府衙前贿赂失败,胡雪亭收了银子依然翻脸的消息,在深夜的雁门关之内,以不可思议的方式流传着,全县数万百姓在天亮之前全部知道了。
“张须驼是不是被朝廷夺了官位?”这个不靠谱的谣言再一次飞快的神奇的传遍了整个雁门关。
“唉,张须驼是个多好的官啊!”不少百姓泪如雨下,没了青天大老爷,却换了一个凶残的女老爷,这可怎么办?唯有凉拌。
“都出来,谁敢不出来的,格杀勿论!”天亮后,骁骑卫的士卒挨家挨户的敲门。
“按照户籍搜,以为可以躲起来的,直接杀了。”胡雪亭的命令残酷无比。几次凄厉的惨叫后,其余人立刻乖乖的出现在了雁门关的练兵场上。
胡雪亭坐在高台之上,冷冷的看着下方连队伍都站不齐的百姓。丹阳骑兵和骁骑卫们拿着棍棒,抽打着百姓,终于将数万人排列整齐。
“所有人拿起木棍,列队!”“拿起木棍,跟我喊,杀!”“向前!向前!一直向前,直到战死!”“若有退缩,后排杀前排!”
数万百姓畏畏缩缩的喊着,有人随意的摆个架子,有人慢悠悠的挥舞着木棍,这里数万人,官老爷还能管得住所有人不成?想逼老子上战场,老子偷懒还不行?
“这个,这个,还有这个,杀了!”胡雪亭冷笑着,把几个明显装样子的人直接挑出来杀了。
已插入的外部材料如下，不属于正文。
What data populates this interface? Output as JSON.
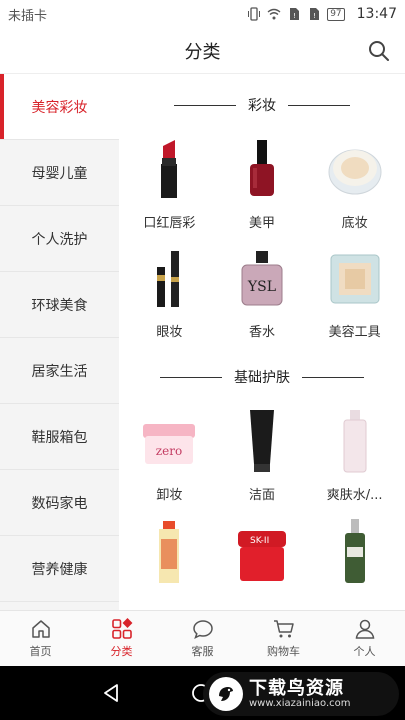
{
  "status_bar": {
    "sim": "未插卡",
    "battery": "97",
    "time": "13:47"
  },
  "header": {
    "title": "分类"
  },
  "sidebar": {
    "items": [
      {
        "label": "美容彩妆"
      },
      {
        "label": "母婴儿童"
      },
      {
        "label": "个人洗护"
      },
      {
        "label": "环球美食"
      },
      {
        "label": "居家生活"
      },
      {
        "label": "鞋服箱包"
      },
      {
        "label": "数码家电"
      },
      {
        "label": "营养健康"
      }
    ],
    "active_index": 0
  },
  "sections": [
    {
      "title": "彩妆",
      "items": [
        {
          "label": "口红唇彩",
          "icon": "lipstick-icon"
        },
        {
          "label": "美甲",
          "icon": "nail-polish-icon"
        },
        {
          "label": "底妆",
          "icon": "cushion-compact-icon"
        },
        {
          "label": "眼妆",
          "icon": "eyeliner-icon"
        },
        {
          "label": "香水",
          "icon": "perfume-bottle-icon"
        },
        {
          "label": "美容工具",
          "icon": "makeup-sponge-icon"
        }
      ]
    },
    {
      "title": "基础护肤",
      "items": [
        {
          "label": "卸妆",
          "icon": "cleansing-balm-jar-icon"
        },
        {
          "label": "洁面",
          "icon": "cleanser-tube-icon"
        },
        {
          "label": "爽肤水/...",
          "icon": "toner-bottle-icon"
        },
        {
          "label": "",
          "icon": "essence-bottle-icon"
        },
        {
          "label": "",
          "icon": "cream-jar-icon"
        },
        {
          "label": "",
          "icon": "serum-bottle-icon"
        }
      ]
    }
  ],
  "tabbar": {
    "items": [
      {
        "label": "首页",
        "icon": "home-icon"
      },
      {
        "label": "分类",
        "icon": "category-icon"
      },
      {
        "label": "客服",
        "icon": "chat-bubble-icon"
      },
      {
        "label": "购物车",
        "icon": "cart-icon"
      },
      {
        "label": "个人",
        "icon": "person-icon"
      }
    ],
    "active_index": 1
  },
  "watermark": {
    "text": "下载鸟资源",
    "url": "www.xiazainiao.com"
  },
  "colors": {
    "accent": "#d8232a",
    "sidebar_bg": "#f4f4f4"
  }
}
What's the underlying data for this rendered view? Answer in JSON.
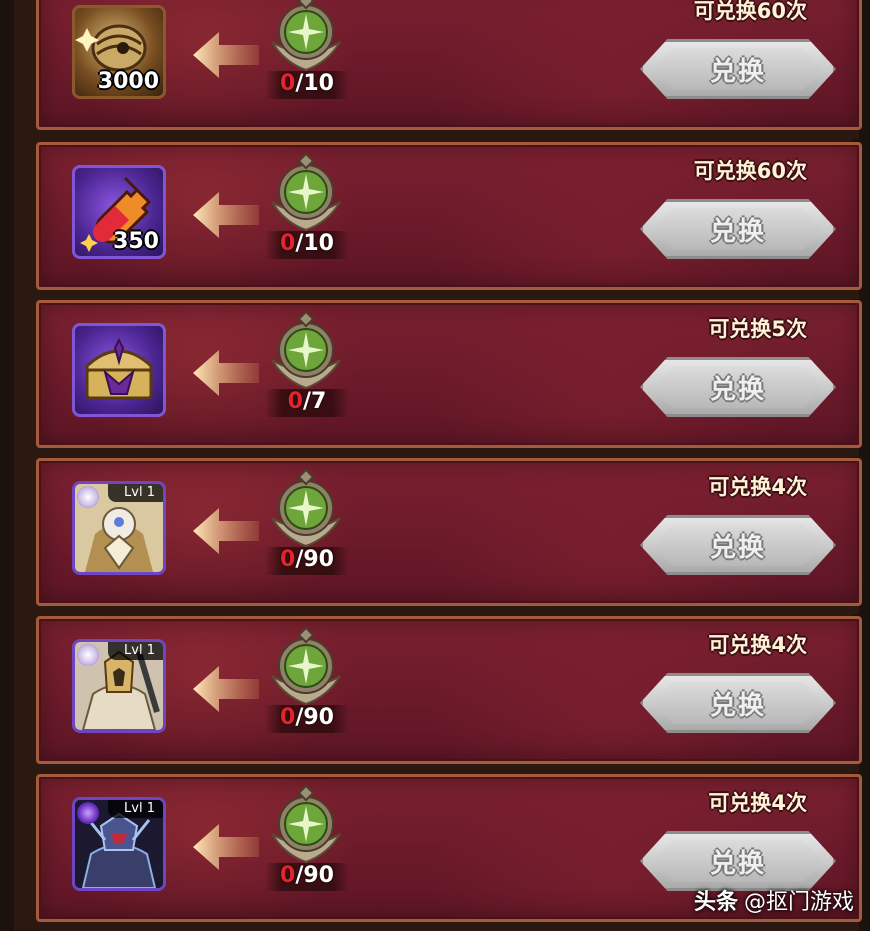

到了这时候,还在想着敷衍了事,与其拖累全军,不如早杀了,还节约粮食。
操场上练习的百姓们立刻严肃了很多,认真的装着卖力。
“那个谁谁谁,太阳下山的时候,把那些最认真训练的人挑出来,自成一军,敢玩命的人,没道理和懦夫一起死。”胡雪亭道。
操场中,丹阳县的骑兵拿着棍子,时不时的抽打着那些偷懒的人,或指点着某些认真练习的人。
几个女子软手软脚的跟着口号刺出木棍,但显然没什么力道,怎么都不可能有用。
“不要怕没有力气,只要所有人一齐向前刺,敌人就一定是死路一条!”某个丹阳骑兵指点着,看容貌,竟然也是个女子。
“大妹子,你家以前是将门?”周围的百姓低声问道,军队中竟然有女人,太稀奇了。
“我家一直都是打工的。”那女兵笑着。周围的百姓不信,没有一点背景,能在军队讨口饭吃。
“大妹子,有婆家没有?要不要大婶子给你说个媒。”有人热情的道。
“大妹子,我家有件漂亮衣裳,待会送给你。”有人亲切的道。
“你和我表妹长得一模一样,你妈贵姓?说不定我们是亲戚。”有人急切的道。
各种言词围绕在那女兵身边,谁都想扯个交情,然后能逃出战死的命运。
“噗噗噗!”棍棒落下。
“以为可以偷懒?”那女兵冷冷的道,“别怪我没提醒你们,你们今天偷懒,两天后就会死在战场上。”
几个胆小的人更加的努力练习了,哪怕手里磨破了皮,也不敢停下,几个油滑的人却只是陪着笑脸,只要演技过关,那些凶残的军爷也看不出他们偷懒,上了战场后,数万百姓当中多几个偷奸耍滑的,谁能知道?要死也先死别人。